On February 26, 2025, ACG 101 – Association for Corporate Growth 101 Corridor hosted a panel of industry leaders to discuss the evolving PE and M&A landscape. The panel was moderated by Stradling Yocca Carlson & Rauth LLP Partner, Alidad Damooei and featured insights from industry leaders, Jeremy Holland (Managing Partner The Riverside Company), Alicia Zhu (VP Shamrock Capital), Tim Meyer (Co Founder and Managing Partner Angeles Equity Partners, LLC), and Matt Minnaugh (Director of Business Development Century Park Capital Partners. Before the discussion kicked off, we were treated to an industry update from Calabasas Capital Managing Director, David Bonrouhi that left the room feeling optimistic about what is in store for 2025 and beyond. Here’s what you need to know:

Key Takeaways from the Panel Discussion:

Is Private Equity the Right Move for Your Business?
Private equity is adapting to a fast-changing economy. As a business owner, understanding the factors influencing investor behavior can help you make better strategic decisions.
- Founder-Led Support & Institutional Capital: Matt Minnaugh of Century Park Capital Partners emphasized that PE firms are prioritizing founder-led businesses with strong management teams. If you’re considering PE investment, know that firms with structured executive alignment can see up to 15% higher returns, according to Bain & Company.
- Exit Pressure & Liquidity Demands: If you’re thinking about selling your business, now may be a good time. Private equity firms are under increasing pressure to generate liquidity events and return capital to their limited partners (LPs), which impacts their distribution of paid-in capital (DPI) metrics. Preqin reports that PE firms are sitting on $1.3 trillion in dry powder, meaning they need to deploy capital efficiently, creating potential opportunities for business owners looking to exit.
- AI & Talent Investment: PE firms are increasingly investing in AI to streamline operations and enhance portfolio value. If your company is leveraging AI or data-driven decision-making, you may be a more attractive target for investors. McKinsey & Company estimates that AI adoption in portfolio companies can improve EBITDA growth rates by 12-18%.
How Market Trends Impact Your Business’s Valuation
Beyond internal operations, broader market trends will impact how investors view and value your business.
- Industries in Demand: If you own a business in IT services, blue-collar trades, restoration, or landscaping, you’re in a prime position. Tim Meyer of Angeles Equity Partners, LLC noted that fragmented industries remain highly attractive to PE firms. PitchBook data shows an 18% year-over-year increase in PE deal volume in these sectors.
- Boomer-Owned Business Transitions: If you’re a business owner over 55, you’re part of a massive wave of potential sellers. The National Center for the Middle Market research reports that over 40% of businesses with $10M-$100M in revenue are owned by baby boomers. A good portion of these businesses don’t have succession plans in place and PE firms are actively acquiring these businesses, making it an opportune time to consider alternative succession plans.
How Global Factors May Influence Your Next Move
Economic conditions, government policies, and global trade shifts will play a role in your exit timing and business strategy.
- Tariffs & Trade Policy: If your business relies on global supply chains, consider that ongoing tariff battles could impact your bottom line. The World Trade Organization (WTO) reports that supply chain reconfigurations have driven a 23% rise in nearshoring activity since 2023. Evaluating domestic supply alternatives may increase your attractiveness to investors.
- 2025 Market Outlook: Experts anticipate a strong market in the second half of 2025. EY’s Global PE Survey found that 72% of firms expect increased deal volume as valuation gaps narrow. If you’re considering selling, preparing now can position you for the best exit terms later this year.
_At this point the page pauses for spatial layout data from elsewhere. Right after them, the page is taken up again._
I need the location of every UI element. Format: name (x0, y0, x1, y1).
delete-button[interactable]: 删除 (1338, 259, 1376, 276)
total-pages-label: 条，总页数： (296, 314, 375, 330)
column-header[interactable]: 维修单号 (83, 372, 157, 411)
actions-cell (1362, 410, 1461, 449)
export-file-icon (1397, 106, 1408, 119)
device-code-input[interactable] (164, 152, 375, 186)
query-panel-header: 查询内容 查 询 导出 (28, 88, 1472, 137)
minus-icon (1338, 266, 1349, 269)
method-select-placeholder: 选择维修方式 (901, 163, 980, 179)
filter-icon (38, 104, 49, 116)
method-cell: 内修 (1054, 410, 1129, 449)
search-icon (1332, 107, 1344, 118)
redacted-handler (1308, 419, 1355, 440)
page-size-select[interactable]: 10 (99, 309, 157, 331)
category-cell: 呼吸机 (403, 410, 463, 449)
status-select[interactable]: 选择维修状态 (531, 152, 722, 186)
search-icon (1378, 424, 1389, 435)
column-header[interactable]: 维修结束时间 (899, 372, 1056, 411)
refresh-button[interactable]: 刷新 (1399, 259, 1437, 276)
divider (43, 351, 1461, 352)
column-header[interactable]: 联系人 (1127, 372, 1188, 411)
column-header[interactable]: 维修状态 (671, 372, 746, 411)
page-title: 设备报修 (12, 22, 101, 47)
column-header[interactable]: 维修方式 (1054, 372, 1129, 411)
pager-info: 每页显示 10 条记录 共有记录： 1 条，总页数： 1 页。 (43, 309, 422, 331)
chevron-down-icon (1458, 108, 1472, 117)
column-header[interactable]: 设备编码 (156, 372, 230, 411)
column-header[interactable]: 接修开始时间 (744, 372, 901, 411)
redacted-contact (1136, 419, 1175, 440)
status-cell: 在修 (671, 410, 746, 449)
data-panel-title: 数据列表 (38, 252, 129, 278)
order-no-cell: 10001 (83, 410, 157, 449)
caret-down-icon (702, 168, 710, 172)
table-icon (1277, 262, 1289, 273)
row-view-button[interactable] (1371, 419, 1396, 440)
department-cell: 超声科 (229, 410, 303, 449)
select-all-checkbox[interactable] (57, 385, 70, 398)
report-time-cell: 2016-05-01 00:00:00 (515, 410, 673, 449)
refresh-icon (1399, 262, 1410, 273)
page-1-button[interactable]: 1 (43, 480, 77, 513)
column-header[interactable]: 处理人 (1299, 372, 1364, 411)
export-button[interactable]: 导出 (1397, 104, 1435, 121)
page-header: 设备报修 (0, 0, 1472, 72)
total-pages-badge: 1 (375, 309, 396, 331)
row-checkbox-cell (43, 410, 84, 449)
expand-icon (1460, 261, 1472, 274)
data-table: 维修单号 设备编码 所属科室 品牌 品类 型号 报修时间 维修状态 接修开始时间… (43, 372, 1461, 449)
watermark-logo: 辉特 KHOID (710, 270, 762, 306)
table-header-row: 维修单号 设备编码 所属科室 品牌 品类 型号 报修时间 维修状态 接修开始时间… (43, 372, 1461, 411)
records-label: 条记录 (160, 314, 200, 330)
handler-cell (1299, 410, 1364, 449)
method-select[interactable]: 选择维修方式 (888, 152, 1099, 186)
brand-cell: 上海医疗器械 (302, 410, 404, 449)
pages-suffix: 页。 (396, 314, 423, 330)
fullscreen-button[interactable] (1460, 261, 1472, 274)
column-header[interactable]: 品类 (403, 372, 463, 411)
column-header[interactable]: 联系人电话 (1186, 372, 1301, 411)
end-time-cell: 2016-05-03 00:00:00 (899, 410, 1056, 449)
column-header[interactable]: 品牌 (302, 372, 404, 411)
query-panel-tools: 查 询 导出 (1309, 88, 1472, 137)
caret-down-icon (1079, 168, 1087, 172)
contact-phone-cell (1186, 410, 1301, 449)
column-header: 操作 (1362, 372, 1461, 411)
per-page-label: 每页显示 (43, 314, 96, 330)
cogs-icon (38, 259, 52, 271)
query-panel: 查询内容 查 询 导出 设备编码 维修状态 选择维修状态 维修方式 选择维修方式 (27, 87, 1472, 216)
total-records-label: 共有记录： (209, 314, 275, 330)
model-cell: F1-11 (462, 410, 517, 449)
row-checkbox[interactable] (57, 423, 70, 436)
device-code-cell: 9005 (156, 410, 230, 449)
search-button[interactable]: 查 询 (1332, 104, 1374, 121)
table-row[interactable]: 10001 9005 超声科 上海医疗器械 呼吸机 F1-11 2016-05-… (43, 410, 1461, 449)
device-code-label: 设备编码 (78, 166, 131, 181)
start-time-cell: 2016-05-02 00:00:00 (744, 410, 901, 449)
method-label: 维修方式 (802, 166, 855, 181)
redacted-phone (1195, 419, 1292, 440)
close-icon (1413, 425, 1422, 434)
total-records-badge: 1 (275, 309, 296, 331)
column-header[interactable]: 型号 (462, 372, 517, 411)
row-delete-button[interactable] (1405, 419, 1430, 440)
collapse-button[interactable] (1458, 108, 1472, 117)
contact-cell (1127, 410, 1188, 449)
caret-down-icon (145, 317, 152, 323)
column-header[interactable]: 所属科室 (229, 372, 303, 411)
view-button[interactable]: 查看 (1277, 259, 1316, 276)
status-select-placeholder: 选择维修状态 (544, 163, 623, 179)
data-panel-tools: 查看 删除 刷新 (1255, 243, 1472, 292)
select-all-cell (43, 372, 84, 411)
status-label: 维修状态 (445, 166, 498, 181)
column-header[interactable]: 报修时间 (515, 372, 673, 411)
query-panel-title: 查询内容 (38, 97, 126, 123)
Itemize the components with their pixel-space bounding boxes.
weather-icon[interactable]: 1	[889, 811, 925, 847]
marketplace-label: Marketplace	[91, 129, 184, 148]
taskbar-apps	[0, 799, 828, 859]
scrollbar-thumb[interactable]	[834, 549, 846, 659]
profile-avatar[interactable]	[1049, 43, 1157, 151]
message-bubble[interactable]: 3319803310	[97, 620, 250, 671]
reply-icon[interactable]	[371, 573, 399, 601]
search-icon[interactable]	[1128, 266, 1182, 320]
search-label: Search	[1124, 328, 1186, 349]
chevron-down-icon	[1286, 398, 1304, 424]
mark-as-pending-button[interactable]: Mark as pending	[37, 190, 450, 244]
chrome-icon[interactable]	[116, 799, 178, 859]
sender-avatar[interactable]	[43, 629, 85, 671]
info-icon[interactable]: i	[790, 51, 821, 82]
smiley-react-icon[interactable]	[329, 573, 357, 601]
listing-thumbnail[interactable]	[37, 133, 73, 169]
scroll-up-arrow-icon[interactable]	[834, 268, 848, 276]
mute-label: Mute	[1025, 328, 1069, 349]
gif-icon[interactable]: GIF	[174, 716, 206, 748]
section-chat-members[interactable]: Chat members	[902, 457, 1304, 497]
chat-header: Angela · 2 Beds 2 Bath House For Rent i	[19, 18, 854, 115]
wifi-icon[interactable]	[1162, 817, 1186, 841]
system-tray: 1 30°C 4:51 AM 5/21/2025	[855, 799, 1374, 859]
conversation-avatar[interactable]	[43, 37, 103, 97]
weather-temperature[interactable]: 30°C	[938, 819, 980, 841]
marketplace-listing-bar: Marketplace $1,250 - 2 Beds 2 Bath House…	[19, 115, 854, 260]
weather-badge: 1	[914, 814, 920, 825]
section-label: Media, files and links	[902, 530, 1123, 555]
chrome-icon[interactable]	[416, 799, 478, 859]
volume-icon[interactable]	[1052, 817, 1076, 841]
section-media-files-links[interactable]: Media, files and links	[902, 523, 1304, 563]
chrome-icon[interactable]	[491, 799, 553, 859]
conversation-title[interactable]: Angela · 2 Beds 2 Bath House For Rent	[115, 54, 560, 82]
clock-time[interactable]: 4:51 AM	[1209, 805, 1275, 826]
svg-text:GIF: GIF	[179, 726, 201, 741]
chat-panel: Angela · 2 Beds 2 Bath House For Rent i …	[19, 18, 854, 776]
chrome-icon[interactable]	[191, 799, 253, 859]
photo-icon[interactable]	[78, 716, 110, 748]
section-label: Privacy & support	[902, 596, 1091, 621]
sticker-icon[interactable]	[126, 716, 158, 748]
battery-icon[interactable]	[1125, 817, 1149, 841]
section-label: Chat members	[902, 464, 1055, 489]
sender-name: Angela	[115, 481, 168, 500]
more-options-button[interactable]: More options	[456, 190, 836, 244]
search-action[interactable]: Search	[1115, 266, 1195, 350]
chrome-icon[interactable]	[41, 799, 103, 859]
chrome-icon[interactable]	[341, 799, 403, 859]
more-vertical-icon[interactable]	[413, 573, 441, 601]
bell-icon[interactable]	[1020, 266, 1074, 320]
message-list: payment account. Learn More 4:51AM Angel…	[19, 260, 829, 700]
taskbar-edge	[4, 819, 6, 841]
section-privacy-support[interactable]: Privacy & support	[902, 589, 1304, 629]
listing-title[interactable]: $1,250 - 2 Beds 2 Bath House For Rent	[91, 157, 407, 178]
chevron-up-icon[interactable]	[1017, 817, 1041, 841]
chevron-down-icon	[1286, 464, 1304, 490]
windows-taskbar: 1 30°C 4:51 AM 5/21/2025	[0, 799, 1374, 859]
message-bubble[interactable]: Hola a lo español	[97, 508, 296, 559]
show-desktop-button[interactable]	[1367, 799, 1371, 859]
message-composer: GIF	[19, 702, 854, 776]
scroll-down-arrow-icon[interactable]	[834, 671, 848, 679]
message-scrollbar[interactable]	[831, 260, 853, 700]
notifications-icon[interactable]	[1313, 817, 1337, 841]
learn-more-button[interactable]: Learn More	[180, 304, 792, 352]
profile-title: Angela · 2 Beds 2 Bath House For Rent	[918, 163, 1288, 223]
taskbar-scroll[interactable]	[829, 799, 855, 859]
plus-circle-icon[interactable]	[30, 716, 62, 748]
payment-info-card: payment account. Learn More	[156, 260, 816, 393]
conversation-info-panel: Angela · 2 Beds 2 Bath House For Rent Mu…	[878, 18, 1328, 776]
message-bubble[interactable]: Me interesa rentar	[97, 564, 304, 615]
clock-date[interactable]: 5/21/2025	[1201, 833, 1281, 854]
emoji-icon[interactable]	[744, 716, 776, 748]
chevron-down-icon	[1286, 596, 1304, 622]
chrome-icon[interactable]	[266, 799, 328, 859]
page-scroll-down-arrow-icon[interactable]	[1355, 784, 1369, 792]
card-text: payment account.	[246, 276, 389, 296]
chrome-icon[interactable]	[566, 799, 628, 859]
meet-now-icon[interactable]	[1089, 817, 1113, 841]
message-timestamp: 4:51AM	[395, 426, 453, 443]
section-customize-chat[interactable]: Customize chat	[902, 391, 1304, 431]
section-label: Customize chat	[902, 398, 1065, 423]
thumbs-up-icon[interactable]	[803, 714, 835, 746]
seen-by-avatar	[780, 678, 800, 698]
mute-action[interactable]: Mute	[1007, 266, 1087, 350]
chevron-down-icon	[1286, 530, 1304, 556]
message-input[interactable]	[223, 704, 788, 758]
How Business Owners Can Maximize Their Opportunities in 2025
If you’re preparing to sell, raise capital, or bring on a strategic investor, here’s how to make your business more attractive to PE firms:
- Leverage AI & Automation – Implement AI-driven efficiencies in your operations to increase margins and showcase scalability.
- Position Your Business in a High-Growth Sector – IT services, blue-collar trades, and restoration businesses remain highly attractive to PE buyers.
- Structure a Strong Leadership Team – Investors favor businesses with well-aligned leadership teams, reducing transition risks post-acquisition.
- Prepare for Due Diligence – Ensure your financials are clean, processes are well-documented, and growth strategies are clear.
- Time Your Exit Strategically – With market activity heating up in late 2025, positioning your company for sale in Q3 or Q4 may maximize valuation.

Final Thoughts: See Your Business Through a New Lens
Private equity isn’t just about financial engineering—it’s about operational excellence, value creation, and long-term scalability. Even if PE isn’t the right path for you or your company, you can benefit immensely from evaluating your operations, processes, and people through the lens of a PE firm.
Take time in 2025 to assess your company from a new perspective. Identify inefficiencies, refine leadership structures, and enhance scalability—whether or not you plan to engage with private equity. Positioning your company for long-term success starts with strategic evaluation today.